Sometimes we were lucky if there was a toilet at all. There were two armoured port-a-potty-like public bathrooms near a beach we were visiting in Sète one afternoon, but neither was working. One gave the impression of functionality by flushing its toilet every few minutes. But the red "occupé" button remained frustratingly illuminated. No-one came out or responded to knocks and inquiring shouts from the few desperate bystanders. It was a bit of an urgent situation, so we curtailed our beach walk and drove until we found a different, paid public toilet.

"My treat," Andy offered. But the coin slot built into the side of the structure only accepted 10 and 20 cent pieces. He wound up having to barter with a passerby to obtain enough correct change. Despite the printed claim that it was automatically washed and sanitised after each use, the facility's condition made me resentful that we'd had to pay to enter. But compared to a rest stop we used on the way back from Marseilles, that toilet was amazing. The women's stalls there consisted of two texturised porcelain foot grips, a handle and a hole. At least going to the bathroom was never boring.

Large packs of stray dogs, larvae in the holy water at a church we visited, a lack of some things we take for granted here (drop boxes at movie rental stores, for example), and completely erratic shop hours were some other things that surprised me about France. But even if some of these differences struck me as slightly unpleasant, they couldn't detract from the overall brilliance of the place. The food, as I said, was beyond delicious, people were warm and welcoming and the scenery was generally gorgeous and frequently breathtaking. And I was able to share all of it with Andy.

There were some surprises there, too. Andy and I had never been together continuously for such an extended period before. We did spend most of our free time together in the States, but we'd never had such an excess of free time. I think I would have begun to harbour some quite unpleasant thoughts about anyone else after so much quality time together. It was definitely an adjustment, but I learned a lot about Andy that I hadn't known before. That was really cool. And affirming.

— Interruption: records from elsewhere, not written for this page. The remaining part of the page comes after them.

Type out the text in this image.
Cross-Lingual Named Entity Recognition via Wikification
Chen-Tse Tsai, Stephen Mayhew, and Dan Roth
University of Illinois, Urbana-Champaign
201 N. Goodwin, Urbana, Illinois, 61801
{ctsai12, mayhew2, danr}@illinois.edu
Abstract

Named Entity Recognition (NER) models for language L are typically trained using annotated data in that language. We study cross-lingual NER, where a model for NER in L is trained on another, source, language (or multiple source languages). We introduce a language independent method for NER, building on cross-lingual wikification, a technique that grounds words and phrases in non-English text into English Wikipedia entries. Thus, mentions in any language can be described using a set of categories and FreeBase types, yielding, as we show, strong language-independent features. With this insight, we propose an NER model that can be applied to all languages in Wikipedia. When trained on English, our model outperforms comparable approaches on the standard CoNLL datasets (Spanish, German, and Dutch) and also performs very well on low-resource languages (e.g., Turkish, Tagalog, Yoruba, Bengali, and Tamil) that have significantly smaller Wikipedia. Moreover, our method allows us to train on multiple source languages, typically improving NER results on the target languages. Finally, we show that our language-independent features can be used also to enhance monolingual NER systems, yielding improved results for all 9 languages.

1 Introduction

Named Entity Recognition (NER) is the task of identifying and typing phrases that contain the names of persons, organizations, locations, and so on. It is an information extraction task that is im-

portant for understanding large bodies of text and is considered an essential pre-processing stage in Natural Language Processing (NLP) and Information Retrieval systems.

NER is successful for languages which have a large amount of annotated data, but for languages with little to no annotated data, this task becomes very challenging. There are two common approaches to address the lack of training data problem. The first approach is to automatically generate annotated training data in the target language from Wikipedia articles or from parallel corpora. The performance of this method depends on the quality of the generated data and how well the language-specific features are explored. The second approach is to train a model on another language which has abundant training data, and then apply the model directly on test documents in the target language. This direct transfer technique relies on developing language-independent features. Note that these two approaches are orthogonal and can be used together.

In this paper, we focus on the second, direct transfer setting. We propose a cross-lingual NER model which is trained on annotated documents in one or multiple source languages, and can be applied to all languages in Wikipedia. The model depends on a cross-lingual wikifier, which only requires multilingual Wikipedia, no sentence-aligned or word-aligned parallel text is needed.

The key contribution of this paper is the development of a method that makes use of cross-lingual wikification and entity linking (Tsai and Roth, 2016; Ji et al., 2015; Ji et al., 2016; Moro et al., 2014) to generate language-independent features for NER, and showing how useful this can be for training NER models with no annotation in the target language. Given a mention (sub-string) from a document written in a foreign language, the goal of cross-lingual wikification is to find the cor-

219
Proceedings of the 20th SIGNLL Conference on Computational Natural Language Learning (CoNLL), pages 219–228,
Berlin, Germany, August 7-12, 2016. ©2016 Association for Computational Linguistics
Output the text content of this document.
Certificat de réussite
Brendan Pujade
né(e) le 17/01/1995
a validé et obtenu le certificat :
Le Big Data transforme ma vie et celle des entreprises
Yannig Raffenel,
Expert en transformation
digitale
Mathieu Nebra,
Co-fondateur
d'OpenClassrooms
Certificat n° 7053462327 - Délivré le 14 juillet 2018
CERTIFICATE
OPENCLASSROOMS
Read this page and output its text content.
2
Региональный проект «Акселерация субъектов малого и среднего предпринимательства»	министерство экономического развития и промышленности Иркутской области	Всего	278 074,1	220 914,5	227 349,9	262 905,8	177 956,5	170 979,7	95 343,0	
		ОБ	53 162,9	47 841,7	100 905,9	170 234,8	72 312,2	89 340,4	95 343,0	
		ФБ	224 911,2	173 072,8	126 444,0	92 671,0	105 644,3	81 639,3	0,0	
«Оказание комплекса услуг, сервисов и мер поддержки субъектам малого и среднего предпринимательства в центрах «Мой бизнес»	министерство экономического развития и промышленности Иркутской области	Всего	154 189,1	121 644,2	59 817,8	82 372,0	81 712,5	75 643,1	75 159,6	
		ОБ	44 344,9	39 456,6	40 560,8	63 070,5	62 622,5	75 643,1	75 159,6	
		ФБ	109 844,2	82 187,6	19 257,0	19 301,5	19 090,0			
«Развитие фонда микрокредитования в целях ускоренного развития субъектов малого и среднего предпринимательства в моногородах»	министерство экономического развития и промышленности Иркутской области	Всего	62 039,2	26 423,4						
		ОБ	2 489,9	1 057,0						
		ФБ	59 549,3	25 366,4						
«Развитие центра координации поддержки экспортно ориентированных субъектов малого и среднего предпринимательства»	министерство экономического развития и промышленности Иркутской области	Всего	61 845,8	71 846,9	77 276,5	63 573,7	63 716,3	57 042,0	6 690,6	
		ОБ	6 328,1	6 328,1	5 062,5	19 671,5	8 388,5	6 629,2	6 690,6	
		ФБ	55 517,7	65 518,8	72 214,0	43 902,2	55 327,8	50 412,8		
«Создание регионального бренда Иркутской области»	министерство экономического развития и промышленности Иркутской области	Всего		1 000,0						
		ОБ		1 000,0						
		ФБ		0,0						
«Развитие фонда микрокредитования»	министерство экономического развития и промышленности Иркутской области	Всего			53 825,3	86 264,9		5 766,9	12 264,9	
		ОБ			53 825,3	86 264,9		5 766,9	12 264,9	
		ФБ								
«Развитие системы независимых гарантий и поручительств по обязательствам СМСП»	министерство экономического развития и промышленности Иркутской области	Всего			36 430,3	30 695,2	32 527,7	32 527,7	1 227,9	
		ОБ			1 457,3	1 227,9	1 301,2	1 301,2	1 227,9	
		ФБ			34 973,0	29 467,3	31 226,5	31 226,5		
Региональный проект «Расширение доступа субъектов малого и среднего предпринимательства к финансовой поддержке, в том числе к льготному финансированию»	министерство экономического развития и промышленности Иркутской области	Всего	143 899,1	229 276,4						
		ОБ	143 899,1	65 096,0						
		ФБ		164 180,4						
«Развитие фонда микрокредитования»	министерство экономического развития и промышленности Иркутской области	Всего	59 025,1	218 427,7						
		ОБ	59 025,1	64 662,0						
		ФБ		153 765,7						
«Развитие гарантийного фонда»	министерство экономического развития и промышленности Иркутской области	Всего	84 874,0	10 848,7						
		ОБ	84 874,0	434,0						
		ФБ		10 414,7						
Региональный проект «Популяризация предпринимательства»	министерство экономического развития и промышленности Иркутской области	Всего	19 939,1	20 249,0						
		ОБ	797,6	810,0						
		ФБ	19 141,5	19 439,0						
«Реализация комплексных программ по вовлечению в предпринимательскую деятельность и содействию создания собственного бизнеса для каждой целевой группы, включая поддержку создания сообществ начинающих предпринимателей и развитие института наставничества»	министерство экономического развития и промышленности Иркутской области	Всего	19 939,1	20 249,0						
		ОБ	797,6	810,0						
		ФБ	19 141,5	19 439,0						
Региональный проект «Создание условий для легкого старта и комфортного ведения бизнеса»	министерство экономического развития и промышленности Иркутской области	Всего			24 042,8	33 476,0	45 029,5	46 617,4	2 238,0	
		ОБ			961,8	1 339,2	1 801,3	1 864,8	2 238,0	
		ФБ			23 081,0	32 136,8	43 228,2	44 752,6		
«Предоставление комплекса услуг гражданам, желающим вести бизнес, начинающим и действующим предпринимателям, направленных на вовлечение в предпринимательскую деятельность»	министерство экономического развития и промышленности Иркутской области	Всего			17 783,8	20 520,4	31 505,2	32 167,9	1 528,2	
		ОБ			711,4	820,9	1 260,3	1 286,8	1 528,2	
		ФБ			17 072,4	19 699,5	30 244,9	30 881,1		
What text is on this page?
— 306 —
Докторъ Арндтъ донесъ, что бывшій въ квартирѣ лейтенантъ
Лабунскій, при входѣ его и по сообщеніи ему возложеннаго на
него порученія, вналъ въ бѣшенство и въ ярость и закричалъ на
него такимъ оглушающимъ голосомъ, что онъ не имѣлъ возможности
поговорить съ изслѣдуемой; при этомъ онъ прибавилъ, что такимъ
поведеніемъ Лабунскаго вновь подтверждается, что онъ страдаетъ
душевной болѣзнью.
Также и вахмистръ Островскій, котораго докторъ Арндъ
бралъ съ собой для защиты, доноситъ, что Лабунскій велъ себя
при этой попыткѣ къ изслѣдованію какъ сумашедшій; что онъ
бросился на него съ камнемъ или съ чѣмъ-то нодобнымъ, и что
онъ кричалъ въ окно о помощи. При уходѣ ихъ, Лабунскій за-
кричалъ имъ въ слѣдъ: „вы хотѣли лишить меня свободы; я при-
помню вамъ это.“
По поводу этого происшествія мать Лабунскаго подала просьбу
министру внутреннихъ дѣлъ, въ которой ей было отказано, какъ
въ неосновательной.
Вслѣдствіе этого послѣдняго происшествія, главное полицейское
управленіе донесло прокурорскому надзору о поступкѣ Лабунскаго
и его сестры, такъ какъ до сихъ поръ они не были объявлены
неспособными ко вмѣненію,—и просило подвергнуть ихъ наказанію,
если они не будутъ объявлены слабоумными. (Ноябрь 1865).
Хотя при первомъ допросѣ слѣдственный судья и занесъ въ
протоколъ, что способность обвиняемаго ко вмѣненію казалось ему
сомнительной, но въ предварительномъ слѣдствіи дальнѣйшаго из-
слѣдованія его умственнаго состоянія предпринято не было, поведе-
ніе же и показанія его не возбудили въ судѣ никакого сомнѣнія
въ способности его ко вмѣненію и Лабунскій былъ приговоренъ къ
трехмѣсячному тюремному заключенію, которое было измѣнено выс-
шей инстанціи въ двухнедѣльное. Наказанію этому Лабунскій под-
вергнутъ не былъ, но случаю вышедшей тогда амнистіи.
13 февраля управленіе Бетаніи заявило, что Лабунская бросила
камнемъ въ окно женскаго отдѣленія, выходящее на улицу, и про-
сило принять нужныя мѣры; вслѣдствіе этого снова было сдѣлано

I'm glad my time in France didn't match my expectations exactly. I enjoy staying somewhere long enough to discover some not-so-good elements along with the enviable aspects. At that point, I really feel like I've gained a sense of what life in a place is like. It fascinates me and often makes me appreciate certain things in the US that I'd always taken for granted. And some aspects of my visit were better than I could ever have anticipated. I'm happy for that, too. I feel some sort of need to like every place that I go, and it's wonderful when that comes easily. Not all of my expectations were met. But I wasn't disappointed. The reality was better.